Later, under questioning by the prosecutor, the trooper indicated that his usual procedure was to walk an arrestee inside the substation, walk down to the intoxilyzer room, and then explain about taking the breath test. If the arrestee wants to take it, they sit down and fill out the DIC-24 form. He fills it out and lets the arrestee read it, then he reads it to them. He indicated that this was the procedure that was followed with appellant, but that appellant indicated that he did not want to take the intoxilyzer test, so the trooper “told him [‘]fine[’].”

They then “left the room and went back to the video room.” He indicated that they eventually returned to the intoxilyzer room after the first part of a video interview. The trooper then further explained that he had initially brought appellant into the intoxilyzer room, filled out the DIC-24 form, read it aloud while appellant read his copy; whereupon appellant stated that he did not want to take the test, so they “got up and ... left out of there.” Later they returned to the intoxi-lyzer room, whereupon the trooper observed appellant for 15 minutes prior to giving him the breath test.
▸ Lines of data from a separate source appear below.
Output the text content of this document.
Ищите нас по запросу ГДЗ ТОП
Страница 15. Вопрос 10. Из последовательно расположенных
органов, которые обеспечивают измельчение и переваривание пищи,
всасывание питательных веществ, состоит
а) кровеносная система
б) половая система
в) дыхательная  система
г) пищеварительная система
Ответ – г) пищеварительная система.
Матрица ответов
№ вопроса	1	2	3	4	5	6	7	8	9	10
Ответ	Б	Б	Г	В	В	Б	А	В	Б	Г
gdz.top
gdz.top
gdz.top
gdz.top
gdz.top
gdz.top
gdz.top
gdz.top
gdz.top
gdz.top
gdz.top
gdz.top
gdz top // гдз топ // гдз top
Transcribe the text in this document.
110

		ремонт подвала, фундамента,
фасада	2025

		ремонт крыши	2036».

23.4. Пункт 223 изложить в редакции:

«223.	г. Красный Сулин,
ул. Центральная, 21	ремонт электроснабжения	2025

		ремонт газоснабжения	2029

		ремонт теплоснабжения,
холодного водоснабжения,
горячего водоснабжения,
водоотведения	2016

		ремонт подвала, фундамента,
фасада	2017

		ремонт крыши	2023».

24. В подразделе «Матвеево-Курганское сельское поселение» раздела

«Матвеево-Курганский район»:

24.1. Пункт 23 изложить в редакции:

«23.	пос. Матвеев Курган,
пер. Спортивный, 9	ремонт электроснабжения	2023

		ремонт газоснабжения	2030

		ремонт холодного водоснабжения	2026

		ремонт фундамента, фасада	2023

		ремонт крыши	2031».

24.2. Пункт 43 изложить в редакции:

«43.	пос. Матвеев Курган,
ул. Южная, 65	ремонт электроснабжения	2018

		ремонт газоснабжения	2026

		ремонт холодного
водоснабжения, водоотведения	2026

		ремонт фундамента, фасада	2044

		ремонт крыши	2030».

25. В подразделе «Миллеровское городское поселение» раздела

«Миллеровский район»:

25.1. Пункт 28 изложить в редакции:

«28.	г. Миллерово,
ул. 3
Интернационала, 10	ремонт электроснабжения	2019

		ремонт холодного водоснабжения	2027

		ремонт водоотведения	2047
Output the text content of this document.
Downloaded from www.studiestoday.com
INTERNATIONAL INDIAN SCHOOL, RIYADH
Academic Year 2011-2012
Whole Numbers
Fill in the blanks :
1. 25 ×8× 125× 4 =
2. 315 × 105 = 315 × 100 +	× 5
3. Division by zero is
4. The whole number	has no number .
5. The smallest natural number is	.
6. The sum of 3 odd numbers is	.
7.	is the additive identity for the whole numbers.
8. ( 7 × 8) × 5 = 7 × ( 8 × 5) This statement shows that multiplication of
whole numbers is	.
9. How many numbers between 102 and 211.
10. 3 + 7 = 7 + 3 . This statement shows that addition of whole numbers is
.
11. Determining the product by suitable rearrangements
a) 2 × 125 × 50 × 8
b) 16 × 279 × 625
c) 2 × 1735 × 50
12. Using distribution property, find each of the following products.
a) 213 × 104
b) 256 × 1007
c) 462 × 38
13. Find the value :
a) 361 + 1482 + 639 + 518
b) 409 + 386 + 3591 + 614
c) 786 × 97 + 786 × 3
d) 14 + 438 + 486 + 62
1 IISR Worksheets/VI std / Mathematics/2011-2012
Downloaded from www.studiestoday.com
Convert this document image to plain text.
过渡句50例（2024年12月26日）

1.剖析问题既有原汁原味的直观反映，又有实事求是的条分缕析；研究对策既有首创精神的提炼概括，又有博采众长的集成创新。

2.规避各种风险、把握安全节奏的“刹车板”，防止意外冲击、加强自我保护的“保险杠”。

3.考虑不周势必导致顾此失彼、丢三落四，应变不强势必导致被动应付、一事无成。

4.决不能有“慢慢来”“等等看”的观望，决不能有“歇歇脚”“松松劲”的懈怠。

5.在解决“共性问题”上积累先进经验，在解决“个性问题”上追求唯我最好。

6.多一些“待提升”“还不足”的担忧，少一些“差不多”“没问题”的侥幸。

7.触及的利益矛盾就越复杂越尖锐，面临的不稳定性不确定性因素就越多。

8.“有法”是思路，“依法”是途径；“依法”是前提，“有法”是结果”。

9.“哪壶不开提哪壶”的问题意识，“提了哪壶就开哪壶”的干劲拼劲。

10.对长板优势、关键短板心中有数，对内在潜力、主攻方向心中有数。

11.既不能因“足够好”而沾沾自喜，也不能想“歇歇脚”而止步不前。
The trooper indicated that at that time, he did not fill out any paperwork.

Thus, while the trooper properly warned appellant about the statutorily prescribed consequences of refusing to submit to the breath test pursuant to Article 67011-5 § 2, he additionally informed appellant that if he refused the breath test, DWI charges would be filed against him and he would be placed in jail, but that if he took and passed the breath test “[h]e would not be charged that night with D.W.I.” No doubt the correct and better practice is for law enforcement officials to simply and only read the statutory warnings contemplated by Article 6701 £-5. This Court appears to ignore the reality that this record reveals, that is that the appellant (not uncommonly) vacillated back and forth (for whatever reasons) on whether or not to submit to the intoxilyzer test. The record does not contain discernible reasons why the trooper gave additional warnings not contemplated by the statute, nor does the record reflect that the trooper was ever asked why. I do not find the trooper’s additional statements to be untrue or in any way coercive. The record does not demonstrate that appellant relied upon the trooper’s statements in changing his mind and subsequently agreeing to take the breath test.

In the face of this record, I do not see any abuse of discretion by the trial court in finding that appellant’s consent was voluntary. The record supports a finding that by clear and convincing evidence appellant’s consent was voluntary. Thus, the decisions of both the trial court and the court of appeals *899should be affirmed. With these comments, I respectfully dissent to the majority opinion.